Nero moved, so fast she had no time to react, his hand flashing out to grab her wrist, preventing her from reaching the cup. And instantly something in her brain flared white hot as his long, strong fingers wrapped around her wrist.
Heat flashed up her arm, the sensation so foreign and strange it made her go stiff with shock.
Nero’s gaze never moved from hers. He watched her with all the intensity of a hunter. “You know how I hate to repeat myself, Phoebe.” His voice was thick with menace. “Don’t make me have to.”
Breathe. Just breathe. In. Out.
Phoebe inhaled silently then let it out, trying to get her muscles to relax. Difficult when every part of her wanted to rip her hand away from him then turn around and walk out of the room.
But, of course, she couldn’t do that. Never make a fuss, never show a reaction. Never display weakness in front of those who would exploit it, she’d learned that early on, both from her mother’s emotional blackmail and from her father’s relentless criticism. Give them nothing but a calm, smooth front and all those little hooks, those little barbs would slide right off.

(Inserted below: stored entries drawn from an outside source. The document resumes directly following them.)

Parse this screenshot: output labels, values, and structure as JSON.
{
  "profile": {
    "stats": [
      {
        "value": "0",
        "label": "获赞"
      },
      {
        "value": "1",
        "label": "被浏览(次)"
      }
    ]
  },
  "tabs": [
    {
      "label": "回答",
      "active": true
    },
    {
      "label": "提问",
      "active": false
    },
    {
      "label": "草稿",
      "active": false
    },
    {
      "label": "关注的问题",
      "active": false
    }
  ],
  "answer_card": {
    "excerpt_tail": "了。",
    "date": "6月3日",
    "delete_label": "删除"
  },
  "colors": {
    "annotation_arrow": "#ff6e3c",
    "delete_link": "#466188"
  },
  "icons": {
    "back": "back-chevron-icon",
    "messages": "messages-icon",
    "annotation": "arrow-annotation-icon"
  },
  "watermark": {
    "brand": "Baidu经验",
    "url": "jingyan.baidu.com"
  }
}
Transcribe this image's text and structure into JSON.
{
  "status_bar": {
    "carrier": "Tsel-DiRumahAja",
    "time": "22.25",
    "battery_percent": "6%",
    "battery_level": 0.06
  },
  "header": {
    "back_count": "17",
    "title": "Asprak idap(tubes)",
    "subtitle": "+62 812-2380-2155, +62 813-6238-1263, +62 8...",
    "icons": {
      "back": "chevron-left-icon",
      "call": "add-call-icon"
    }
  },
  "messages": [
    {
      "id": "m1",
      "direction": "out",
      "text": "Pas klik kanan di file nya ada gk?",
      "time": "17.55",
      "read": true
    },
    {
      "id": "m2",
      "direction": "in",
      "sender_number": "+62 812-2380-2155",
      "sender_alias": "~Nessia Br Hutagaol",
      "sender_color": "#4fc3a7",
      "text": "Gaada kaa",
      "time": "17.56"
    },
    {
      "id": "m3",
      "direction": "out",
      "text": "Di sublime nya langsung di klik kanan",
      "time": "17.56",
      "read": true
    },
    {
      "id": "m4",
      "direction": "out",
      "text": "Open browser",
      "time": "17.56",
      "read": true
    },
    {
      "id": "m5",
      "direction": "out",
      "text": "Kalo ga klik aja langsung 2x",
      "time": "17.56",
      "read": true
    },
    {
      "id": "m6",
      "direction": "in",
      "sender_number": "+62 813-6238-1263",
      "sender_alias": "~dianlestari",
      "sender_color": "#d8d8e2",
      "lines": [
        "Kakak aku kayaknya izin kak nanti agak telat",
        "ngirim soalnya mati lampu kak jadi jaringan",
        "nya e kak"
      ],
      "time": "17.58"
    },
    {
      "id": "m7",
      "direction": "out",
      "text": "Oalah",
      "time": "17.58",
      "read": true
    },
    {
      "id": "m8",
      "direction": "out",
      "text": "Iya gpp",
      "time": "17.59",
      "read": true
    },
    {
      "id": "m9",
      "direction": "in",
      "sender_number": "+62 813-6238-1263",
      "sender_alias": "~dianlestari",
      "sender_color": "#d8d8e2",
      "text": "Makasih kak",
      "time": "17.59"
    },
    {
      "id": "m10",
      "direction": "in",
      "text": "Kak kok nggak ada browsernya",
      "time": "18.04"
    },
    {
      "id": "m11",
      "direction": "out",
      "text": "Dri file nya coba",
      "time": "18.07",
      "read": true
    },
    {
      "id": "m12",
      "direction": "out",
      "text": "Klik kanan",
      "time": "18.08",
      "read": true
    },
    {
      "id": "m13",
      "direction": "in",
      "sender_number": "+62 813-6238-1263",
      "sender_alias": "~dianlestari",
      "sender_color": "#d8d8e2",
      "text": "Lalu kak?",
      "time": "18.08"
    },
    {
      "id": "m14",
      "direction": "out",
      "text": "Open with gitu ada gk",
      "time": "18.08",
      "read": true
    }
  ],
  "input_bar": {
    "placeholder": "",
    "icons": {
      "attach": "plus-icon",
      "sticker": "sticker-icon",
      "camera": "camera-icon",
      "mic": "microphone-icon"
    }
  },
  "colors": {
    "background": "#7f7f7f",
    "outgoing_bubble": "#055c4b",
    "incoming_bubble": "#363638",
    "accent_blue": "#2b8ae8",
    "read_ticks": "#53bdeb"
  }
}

She ignored the grip on her wrist, and the fact that he was standing closer than was comfortable, kept her expression absolutely neutral. Giving him nothing to react against. “Fine. The hospital fees are going up, which means that if I want to keep him where he is, I have to find the money for it. Luckily, working for you will help. Is that what you wanted to know?”
“Which hospital?” Nero’s fingers remained wrapped around her wrist, his black eyes locked onto hers. “Where?”
The thread of annoyance pulled tight inside her. Why was he being so persistent? Why did he want to know? She’d pegged him as being like her father, demanding and selfish and uninterested in anyone but himself, the way rich men often were, and certainly nothing had happened in the past three days to make her revise her opinion.
Yet now he was staring at her as if she was keeping secrets from him, demanding to know all about Charles and the situation with the hospital.
Part of her was desperate to tell him where he could shove his questions and yet another part, the part that was far more sensible, whispered that she should just give him what he wanted, because then he’d leave her alone.
“Why are you so interested?” The words came out of her before she’d had a chance to stop them, all sharp-edged with the annoyance she’d been desperately trying to mask. “It’s none of your damn business.”
His head went back as if she’d hit him, and his nostrils flared, a black spark igniting in his midnight eyes. Then his hard mouth widened in a fierce, savage kind of smile.
And Phoebe knew she’d made a terrible mistake.